Setembro
veio em agosto.
Encontrou-me
sentada na cadeira de estudos. Eu mirava o teto, mas olhava o céu... Estava ha
mais de nove horas da mesma forma, ali, no nada. Através de minha pele ondas se
formavam, e eu sentia arrepios que corriam por meu corpo como um mar em
tempestade. Dentro de meus olhos chuvas corriam, e transbordavam em lentas
gotas que cortavam minha pele. As mãos e os pés estavam em carne viva...
Setembro
veio em agosto, quando soube que algo havia atrapalhado o tempo.
Encontrou
a casa desarrumada, por tudo havia pó e pelos dos gatos... Na sala viu todas as
ilusões já partidas, quebradas, em milhares de pedaços no chão. Havia uma cola
deixada ali ao lado, uns pedaços juntados inutilmente, de forma errada, numa
tentativa desastrosa e triste. Pelas minhas mãos e pés ele sabia que havia
caminhado e me cortado enquanto tentava colar os pedaços de tudo aquilo, que
agora era só um desastre.
Setembro
veio em agosto, porque precisava concertar as coisas.
Mas
acabou que elas já estavam quebradas... E eu estava mais quebrada ainda,
olhando o teto, mas vendo o céu, com as mãos e pés que não podiam tocar em nada
sem doer profundamente.
Ele
passou os braços pelo meu corpo e me suspendeu, como uma pequena boneca. Colocou-me
na cama como se eu pudesse dormir, cobriu-me com a coberta de infância. Desceu
as escadas para limpar as coisas, mas meu choro, soluçado e vazio, o fez
voltar. Ele retirou os sapatos e deitou na cama, segurando com força meu corpo,
que balançava como se houvessem ventos dentro de mim. Ele me segurou como se eu
pudesse ser arrastada dali como um pano, uma folha, uma vida.
Lembro-me
de dormir em seu peito. Mas lembro disso de quase todos os dias... Todo agosto
e todo setembro, era só Setembro a me consolar. Eu solucei a maior parte das noites
em seu corpo, que me apertava contra o dele como se para me confortar com sua
chegada. Ele disse que viria... Ele veio.
Setembro
veio em agosto, porque todos os anos Setembro veem, para quebrar as ilusões,
ajeitar os caminhos, fazer com que eu entenda o que está acontecendo, levar as
coisas mortas e deixar-me pronta para seguir. Ele me bate a porta e entra com a
brisa leve, primeiro anuncio da primavera.

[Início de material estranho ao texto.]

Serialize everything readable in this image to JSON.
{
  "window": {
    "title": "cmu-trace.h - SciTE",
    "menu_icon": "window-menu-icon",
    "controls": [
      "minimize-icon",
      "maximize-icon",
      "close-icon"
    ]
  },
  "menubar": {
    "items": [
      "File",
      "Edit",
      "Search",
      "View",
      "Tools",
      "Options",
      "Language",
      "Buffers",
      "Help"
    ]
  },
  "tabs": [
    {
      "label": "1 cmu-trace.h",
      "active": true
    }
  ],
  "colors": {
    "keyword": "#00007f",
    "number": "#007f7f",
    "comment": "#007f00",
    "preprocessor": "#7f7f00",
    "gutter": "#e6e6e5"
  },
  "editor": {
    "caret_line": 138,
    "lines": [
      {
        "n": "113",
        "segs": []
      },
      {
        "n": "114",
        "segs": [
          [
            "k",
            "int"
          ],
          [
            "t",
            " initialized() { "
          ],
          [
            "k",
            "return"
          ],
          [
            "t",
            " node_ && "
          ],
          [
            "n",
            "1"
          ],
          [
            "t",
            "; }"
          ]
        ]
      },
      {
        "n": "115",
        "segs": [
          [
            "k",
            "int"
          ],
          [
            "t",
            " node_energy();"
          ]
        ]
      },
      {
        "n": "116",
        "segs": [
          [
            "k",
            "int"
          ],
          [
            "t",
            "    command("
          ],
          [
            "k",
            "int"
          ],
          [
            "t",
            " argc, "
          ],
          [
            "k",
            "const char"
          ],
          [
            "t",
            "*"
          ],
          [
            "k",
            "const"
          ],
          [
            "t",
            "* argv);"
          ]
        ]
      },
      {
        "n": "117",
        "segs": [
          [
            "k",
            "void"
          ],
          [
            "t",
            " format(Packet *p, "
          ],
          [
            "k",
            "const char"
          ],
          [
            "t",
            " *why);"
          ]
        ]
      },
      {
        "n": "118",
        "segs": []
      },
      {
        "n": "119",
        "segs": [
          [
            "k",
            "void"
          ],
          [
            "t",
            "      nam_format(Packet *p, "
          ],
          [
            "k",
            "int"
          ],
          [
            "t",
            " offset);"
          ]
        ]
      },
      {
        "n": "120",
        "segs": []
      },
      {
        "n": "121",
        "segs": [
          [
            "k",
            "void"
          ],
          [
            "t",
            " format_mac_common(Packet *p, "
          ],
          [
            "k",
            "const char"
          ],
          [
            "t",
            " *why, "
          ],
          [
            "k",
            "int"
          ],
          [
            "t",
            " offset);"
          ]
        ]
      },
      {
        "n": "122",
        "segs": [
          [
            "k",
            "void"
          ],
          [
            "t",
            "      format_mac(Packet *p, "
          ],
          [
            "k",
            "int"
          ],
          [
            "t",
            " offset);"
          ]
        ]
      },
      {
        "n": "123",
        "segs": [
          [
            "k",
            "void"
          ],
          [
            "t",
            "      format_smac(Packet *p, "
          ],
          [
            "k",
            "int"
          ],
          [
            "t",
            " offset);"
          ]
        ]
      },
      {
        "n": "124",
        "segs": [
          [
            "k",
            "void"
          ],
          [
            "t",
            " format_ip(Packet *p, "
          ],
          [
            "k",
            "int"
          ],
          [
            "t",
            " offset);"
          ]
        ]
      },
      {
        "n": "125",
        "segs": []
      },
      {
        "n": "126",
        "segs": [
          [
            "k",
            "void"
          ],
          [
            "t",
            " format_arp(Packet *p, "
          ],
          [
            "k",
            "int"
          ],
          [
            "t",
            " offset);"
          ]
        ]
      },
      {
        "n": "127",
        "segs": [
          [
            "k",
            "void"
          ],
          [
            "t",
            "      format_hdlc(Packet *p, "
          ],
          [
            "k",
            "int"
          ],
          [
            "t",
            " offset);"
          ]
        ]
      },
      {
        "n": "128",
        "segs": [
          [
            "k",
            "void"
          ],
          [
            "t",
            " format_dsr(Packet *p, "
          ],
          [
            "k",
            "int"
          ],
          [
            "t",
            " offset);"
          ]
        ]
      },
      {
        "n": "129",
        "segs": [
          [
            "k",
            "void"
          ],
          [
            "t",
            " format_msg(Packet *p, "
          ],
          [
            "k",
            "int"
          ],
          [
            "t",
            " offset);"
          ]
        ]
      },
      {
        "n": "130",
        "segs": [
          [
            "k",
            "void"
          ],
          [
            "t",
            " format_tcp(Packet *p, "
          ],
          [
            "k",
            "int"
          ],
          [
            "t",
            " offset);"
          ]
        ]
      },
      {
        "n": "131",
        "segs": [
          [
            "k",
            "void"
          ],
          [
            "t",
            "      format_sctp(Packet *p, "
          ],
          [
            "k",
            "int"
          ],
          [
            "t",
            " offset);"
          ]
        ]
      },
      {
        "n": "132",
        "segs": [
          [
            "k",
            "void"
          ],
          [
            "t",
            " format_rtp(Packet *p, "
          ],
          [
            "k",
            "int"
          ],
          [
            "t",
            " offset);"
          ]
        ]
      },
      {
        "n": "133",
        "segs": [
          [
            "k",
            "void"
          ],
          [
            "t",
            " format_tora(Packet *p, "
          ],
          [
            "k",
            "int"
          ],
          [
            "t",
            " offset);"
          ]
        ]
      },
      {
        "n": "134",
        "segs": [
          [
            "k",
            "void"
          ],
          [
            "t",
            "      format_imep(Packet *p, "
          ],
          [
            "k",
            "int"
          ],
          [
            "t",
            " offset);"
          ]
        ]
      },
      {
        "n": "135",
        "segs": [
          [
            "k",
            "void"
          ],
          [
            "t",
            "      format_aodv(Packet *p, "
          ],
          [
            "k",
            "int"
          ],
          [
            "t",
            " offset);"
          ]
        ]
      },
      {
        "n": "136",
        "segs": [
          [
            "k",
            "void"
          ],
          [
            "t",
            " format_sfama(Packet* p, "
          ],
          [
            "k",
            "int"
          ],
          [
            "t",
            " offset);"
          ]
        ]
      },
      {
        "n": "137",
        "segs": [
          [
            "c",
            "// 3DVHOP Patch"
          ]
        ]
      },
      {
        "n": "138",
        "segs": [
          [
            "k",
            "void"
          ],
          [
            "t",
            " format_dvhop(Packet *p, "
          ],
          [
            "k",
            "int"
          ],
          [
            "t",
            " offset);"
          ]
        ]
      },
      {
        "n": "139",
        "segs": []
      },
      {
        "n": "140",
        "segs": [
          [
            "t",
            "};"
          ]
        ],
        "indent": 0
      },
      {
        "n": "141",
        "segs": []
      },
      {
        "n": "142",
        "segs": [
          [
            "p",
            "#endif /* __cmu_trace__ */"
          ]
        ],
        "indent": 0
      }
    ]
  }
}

Mas dessa vez não... Dessa vez ele
entrou pela janela do segundo andar, como um ladrão. Veio para colocar meus pés
no chão, para desanuviar meus olhos de sonho, para que eu visse a realidade,
mas o trabalho já estava feito... De forma muito malfeita. Ele me encontrou
pela metade, como se saqueada, e decidiu não mexer em mim.
Setembro
veio em agosto e ficou em setembro, porque eu precisava.
Ele
jogou fora as coisas que estavam quebradas, limpou a sala, lavou os quartos e
tirou as teias. Ele segurou minhas mãos quando estive prestes a arrancar
cabelos, e me levantou da cama quando senti que meus ossos estavam quebrados.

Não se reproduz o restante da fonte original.